Generally true in my experience, but not always. When I’m in a Trader Joe’s and use my tap-to-pay card, I have to hold the card against the POS terminal for a while until it beeps, or the payment won’t work. Of course, Trader Joe’s (although a great store in general) has the slowest POS terminals I’ve ever known.

Great post, Neil.

On the subject of “lies, damned lies, and statistics”… there’s yet another reason why statistics can be so misleading. I never knew about this until I had a long, interesting chat with my former primary care doctor, after telling him that I generally distrust drug “studies”, especially if they’re sponsored by the pharmaceutical companies that stand to benefit from them… and to my surprise, he agreed with me.

He explained to me that, even if the initial study was set up correctly (which it often isn’t), all it generates is a mountain of raw numbers (“data”). Those numbers have to be crunched down into something meaningful by running them through something called a “statistical modeling program”… and there are many competing models, each one of which tends to yield different results. I think I remember him saying that the most common model used was something called the “Framingham Model”… but that the drug companies might actually run the numbers through various different modeling algorithms, and then publish whichever one yields the apparent result they like best.

I assume these statistical shenanigans are used in many other fields as well, such as economics, financial consulting, computer-chip specs, and so on… yet another reason for my status as a hard-core general cynic.

Yeah…the same things happen with pretty much any study or poll. While not universally true…a considerable number of studies that one would think are impartial and unbiased are actually paid for and supervised by either a company, organization, or person with a vested interest in a particular outcome…and it isn’t just political ones at all as a favorable study can result in income or grants or prestige as well. In fact…in my hard core general cynic point of view…that number approaches 100% faulty, particularly for political or policy studies/polls since not only do you get skewed data by how you ask the questions or run the experiments but then the results get twisted into some stated outcome that only faintly resembles either the original question/experiment or what the data actually says.

Interesting. I’ll have to ask my wife if she has the same experience here (So. Cal.). She’s the TJ’s shopper, I’m the Albertsons shopper (regular grocery store, and practically instant Apple Pay authorization). How would you say the delay compares to using a chip-reader terminal?
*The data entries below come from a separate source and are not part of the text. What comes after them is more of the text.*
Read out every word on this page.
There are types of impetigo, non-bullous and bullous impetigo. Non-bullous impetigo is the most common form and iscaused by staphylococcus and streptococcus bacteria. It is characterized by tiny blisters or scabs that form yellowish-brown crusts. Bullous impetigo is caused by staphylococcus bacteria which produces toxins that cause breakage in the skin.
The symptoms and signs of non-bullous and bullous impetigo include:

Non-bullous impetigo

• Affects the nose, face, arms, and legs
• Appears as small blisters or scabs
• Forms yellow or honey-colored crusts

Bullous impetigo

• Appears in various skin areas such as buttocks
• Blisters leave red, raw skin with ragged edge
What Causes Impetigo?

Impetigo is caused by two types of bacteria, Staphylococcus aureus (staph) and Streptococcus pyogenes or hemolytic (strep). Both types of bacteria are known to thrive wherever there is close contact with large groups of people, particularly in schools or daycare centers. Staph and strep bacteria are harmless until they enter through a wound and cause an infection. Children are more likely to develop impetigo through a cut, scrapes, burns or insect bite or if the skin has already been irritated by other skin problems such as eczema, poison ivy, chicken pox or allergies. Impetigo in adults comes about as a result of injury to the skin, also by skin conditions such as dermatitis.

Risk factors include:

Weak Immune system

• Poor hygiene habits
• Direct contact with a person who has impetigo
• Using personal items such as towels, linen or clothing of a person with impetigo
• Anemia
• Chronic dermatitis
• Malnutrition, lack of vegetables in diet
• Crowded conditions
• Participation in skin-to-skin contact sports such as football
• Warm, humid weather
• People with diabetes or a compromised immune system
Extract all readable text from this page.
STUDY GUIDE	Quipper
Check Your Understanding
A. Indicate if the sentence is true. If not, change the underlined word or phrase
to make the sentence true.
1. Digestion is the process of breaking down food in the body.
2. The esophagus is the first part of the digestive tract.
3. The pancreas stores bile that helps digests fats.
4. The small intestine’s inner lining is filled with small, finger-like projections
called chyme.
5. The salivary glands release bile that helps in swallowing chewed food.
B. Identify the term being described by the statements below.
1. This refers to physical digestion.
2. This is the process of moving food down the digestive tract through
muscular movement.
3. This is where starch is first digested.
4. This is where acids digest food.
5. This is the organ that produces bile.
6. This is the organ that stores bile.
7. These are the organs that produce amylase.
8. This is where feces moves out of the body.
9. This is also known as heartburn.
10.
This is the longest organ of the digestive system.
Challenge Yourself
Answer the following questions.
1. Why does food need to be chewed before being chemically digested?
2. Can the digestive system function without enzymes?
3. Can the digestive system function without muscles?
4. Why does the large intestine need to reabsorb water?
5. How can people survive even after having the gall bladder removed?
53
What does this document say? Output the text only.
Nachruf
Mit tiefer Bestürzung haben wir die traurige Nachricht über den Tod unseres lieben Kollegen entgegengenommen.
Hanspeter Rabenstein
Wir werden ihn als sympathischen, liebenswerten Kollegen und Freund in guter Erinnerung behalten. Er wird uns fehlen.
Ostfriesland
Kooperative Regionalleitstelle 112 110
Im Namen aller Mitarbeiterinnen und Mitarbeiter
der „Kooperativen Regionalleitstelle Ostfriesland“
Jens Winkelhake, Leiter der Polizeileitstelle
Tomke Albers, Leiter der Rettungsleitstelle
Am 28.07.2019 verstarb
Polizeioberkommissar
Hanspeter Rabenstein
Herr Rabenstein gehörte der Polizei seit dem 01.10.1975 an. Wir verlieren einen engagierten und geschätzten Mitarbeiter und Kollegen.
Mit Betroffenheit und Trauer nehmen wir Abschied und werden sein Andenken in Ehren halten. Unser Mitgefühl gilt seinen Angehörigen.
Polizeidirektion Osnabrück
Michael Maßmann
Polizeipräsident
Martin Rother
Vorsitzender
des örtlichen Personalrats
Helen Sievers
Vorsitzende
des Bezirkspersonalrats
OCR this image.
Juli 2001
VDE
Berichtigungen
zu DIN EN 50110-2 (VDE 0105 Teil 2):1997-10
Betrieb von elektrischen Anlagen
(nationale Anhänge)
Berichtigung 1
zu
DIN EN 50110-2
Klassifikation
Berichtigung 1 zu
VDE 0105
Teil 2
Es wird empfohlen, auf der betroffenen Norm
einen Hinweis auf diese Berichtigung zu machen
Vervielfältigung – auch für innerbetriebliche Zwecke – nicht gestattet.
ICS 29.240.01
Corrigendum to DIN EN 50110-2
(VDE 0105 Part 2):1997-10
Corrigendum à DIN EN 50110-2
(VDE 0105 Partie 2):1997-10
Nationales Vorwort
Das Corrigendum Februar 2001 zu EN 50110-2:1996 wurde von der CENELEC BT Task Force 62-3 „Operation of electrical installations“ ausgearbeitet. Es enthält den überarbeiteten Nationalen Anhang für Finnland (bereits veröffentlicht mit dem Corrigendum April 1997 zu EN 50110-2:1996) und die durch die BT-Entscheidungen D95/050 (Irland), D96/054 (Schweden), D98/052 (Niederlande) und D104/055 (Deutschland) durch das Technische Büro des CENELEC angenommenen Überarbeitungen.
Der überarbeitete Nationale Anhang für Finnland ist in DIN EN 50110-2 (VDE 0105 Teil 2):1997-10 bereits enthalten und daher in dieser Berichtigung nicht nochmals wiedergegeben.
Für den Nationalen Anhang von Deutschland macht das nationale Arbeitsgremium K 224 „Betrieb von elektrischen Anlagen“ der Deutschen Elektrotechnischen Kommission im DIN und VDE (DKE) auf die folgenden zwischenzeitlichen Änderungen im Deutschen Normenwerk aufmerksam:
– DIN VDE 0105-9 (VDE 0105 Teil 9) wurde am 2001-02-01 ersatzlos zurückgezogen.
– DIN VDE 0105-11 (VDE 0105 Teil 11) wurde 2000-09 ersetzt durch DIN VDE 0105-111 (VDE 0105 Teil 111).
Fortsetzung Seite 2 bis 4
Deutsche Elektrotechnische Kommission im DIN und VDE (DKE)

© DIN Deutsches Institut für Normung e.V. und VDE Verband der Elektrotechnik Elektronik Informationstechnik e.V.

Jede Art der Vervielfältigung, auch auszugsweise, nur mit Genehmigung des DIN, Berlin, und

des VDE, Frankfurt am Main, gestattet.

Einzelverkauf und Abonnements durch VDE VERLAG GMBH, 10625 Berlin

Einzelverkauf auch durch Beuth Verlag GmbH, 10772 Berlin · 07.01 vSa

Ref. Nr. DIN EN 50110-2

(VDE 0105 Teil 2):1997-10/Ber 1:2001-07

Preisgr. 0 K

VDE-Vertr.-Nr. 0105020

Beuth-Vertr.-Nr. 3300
This is almost certainly not the same delay that people using chip-readers routinely experience.

A delay with a contactless card usually means some problem with the NFC radio link between the card and the reader. It could be a problem with your card or with the reader.

If your card is working fine elsewhere, then it is probably a problem with the reader.

I wonder if this is really a delay, or just people tapping too early and finding themselves having to wait until the reader is ready. Most readers I interact with at checkout desks don’t just accept taps at any time, they are told to read via tap at a certain point in the payment process which of course gets initiated by the clerk through their register.

I can verify that Trader Joe’s terminals are slower with tap to pay the most other terminals. I notice varying time delays between different terminals; Walgreens can be slow, my local supermarket better. My guess is that it’s the terminals.

Since Apple Pay I hardly ever do tap-to-pay with an actual card, but I do at Costco, since I have the card in my hand anyway.

Apple Pay now seems to be available (almost) anywhere including doctors’ offices, gas stations, and even small convenience stores. It’s always a pleasant surprise when I walk into a small mom-and-pop store and find out it takes Apple Pay. I don’t carry my wallet with me anymore when I go shopping.

However, I’ve been told two of the major retailers, Home Depot and Lowe’s, have no plans to accept Apple Pay.